Clicking on the job ID or on the text in the *Results* column opens a page summarising the search, including the
sequence type, number of sequences, status and expiry date (see figure below).
When a search has been run using a previous version of InterProScan, it can be re-run using the latest
version of the software by clicking on the **Resubmit All** button. If the search has been run in the last seven
days, the results can be saved in the browser to be able to access them once the seven days limit has been reached
by clicking on the **Save results in Browser** button.
The results can be downloaded by clicking on the **Download** button. If the search has been run in the last seven days
the results can be downloaded in TSV, JSON, XML and GFF formats, thereafter, if the search has been saved locally,
the results are only available in JSON format.
All the submitted sequences are listed in a table. Clicking on the name in the **Sequence** column allows to
access the results summarised in a sequence viewer (see the :ref:`sequence viewer ` section below).
.. figure:: images/results_list_seq.png
:alt: InterProScan search results (Sequences) page
:width: 700
:align: left
List of sequences for a search, select one sequence to view the Pfam matches.
.. _protein-viewer:
Interpreting the sequence viewer
^^^^^^^^^^^^^^^^^^^^^^^^^^^^^^^^
All Pfam entries are displayed in the sequence viewer. They are grouped by entry types (family, domain, repeat, site).
The coloured bars indicate the location of entry matches on the protein sequence.
The first line of the Domains category contains a summary of the domains found in the protein.
On the right-hand side, the Pfam accession
and short name and, when the Pfam is integrated, the InterPro entry information is displayed above the Pfam information. The Pfam
entries that remain unintegrated in InterPro entries are displayed separately in the *Unintegrated* category.
On top of the sequence viewer, different icons allow to display the viewer on full screen and zoom in and out of the protein sequence.

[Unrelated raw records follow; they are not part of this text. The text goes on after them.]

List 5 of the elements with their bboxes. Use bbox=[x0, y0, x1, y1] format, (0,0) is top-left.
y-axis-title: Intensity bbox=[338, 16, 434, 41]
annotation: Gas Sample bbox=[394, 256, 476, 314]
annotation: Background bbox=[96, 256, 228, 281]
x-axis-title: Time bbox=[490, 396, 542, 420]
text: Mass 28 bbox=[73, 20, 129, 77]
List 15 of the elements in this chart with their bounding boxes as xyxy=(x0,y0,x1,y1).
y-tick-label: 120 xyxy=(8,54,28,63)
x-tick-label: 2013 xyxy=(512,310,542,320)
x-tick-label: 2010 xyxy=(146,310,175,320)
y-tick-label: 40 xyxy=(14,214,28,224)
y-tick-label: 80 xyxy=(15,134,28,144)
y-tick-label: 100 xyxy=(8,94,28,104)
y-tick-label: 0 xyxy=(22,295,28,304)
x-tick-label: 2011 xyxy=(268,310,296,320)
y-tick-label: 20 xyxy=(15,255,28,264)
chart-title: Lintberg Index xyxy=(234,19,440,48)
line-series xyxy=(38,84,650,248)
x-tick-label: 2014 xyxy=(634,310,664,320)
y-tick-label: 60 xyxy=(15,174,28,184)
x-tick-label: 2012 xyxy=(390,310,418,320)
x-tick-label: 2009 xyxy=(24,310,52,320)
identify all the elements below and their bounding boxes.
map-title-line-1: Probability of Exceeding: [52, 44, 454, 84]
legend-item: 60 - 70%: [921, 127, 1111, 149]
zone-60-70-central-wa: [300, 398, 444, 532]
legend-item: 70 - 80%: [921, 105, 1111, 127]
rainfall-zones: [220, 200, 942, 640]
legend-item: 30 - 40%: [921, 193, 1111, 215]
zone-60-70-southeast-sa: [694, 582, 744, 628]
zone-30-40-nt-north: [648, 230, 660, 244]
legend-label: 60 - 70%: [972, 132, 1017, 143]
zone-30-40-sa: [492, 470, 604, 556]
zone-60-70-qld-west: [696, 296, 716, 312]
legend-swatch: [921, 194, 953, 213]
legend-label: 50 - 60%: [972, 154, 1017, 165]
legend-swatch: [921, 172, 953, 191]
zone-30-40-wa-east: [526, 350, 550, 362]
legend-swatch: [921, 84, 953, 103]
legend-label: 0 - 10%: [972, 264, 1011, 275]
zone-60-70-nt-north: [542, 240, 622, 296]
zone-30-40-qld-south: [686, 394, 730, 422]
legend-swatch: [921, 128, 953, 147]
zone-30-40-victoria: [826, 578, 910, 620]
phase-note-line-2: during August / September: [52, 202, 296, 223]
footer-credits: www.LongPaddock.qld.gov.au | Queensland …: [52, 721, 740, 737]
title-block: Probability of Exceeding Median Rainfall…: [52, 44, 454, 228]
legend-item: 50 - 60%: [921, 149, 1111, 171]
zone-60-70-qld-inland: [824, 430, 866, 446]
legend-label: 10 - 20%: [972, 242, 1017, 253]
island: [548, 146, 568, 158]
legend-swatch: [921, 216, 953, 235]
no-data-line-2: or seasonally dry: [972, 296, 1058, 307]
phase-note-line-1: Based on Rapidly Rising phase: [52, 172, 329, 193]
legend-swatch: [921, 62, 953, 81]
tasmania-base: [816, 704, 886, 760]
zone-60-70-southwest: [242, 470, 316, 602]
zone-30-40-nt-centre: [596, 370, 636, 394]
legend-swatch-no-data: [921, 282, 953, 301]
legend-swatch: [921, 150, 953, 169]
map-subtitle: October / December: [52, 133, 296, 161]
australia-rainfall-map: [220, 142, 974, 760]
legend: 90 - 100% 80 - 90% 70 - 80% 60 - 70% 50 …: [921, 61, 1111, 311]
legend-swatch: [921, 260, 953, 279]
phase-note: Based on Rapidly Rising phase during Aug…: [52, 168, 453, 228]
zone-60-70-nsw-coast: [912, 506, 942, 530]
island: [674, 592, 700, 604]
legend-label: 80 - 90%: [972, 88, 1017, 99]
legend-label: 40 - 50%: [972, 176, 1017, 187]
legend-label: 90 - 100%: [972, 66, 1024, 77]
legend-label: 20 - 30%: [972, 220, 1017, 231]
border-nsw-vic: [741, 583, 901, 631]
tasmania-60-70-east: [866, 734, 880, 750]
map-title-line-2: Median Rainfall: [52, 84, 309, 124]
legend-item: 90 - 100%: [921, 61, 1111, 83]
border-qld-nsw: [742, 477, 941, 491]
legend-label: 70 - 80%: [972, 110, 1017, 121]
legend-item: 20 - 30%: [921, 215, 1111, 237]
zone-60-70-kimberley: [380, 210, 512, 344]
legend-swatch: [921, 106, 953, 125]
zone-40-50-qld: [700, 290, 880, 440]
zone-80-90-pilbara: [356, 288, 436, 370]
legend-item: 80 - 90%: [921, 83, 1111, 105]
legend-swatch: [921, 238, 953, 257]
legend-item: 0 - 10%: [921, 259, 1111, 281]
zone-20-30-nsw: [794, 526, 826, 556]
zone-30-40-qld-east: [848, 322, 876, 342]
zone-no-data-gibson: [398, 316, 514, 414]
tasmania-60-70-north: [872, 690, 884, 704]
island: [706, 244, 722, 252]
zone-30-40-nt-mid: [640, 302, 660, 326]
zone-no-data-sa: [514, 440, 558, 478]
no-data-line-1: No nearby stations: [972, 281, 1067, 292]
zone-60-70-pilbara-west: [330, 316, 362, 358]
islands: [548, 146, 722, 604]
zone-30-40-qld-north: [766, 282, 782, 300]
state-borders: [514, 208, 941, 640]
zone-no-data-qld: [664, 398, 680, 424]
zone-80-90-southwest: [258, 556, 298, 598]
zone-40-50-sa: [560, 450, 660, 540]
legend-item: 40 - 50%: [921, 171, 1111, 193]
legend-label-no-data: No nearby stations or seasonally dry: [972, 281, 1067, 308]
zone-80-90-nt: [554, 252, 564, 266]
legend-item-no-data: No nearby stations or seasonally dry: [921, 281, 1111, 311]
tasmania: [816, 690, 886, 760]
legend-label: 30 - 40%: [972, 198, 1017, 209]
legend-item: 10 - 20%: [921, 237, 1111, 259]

The **Options** button offers the possibility to personalise the display by changing the colour code of the entries, the labels
(accession number, short name and/or description can be displayed on the right-hand side of the viewer). The tooltip should be kept active
to see a pop-up box with the accession number, description and amino acid coordinates of the match of a Pfam and the InterPro entry accession
when hovering the mouse over it. Results can be downloaded in multiple formats by clicking
on the **Download** button.
.. protein used: https://www.ebi.ac.uk/interpro/protein/reviewed/A0LEL7/
.. figure:: images/protein_viewer_results.png
:alt: Results of the submitted sequence.
:width: 700
:align: left
Results of a protein sequence search. The integrated and unintegrated Pfam entries matching this sequence are shown in the
sequence viewer. The colour of the matches is customised as **Colour By + Member Database** for all Pfam entries to be
Local sequence search
--------------------
Alternatively, if you have a very large number of protein searches to perform, or you do not wish to share your sequence,
it may be more convenient to
`install and run InterProScan `_.
Finding proteins with a specific set of domain combinations (**Domain architectures**)
======================================================================================
Users can search proteins that contain specific Pfam entries in a particular arrangement by selecting
`Search + By Domain architecture `_
in the InterPro website menu. Pfam entries that the proteins should or should not contain can be
included or excluded from the domain architecture.
The **Order of domain matters** option offers the possibility to arrange the domains in a particular order. The **Exact match** option fine tunes
the search to find only proteins containing the selected domains (no extra domain in the proteins). Domains can be selected by entering a domain
name, Pfam accession or InterPro accession.
.. figure:: images/domarch.png
:alt: Selecting Search + By Domain architecture
:width: 700
:align: left
Select **Search + By Domain architecture** in the InterPro menu, enter the desired Pfam entries and select/unselect the relevant options.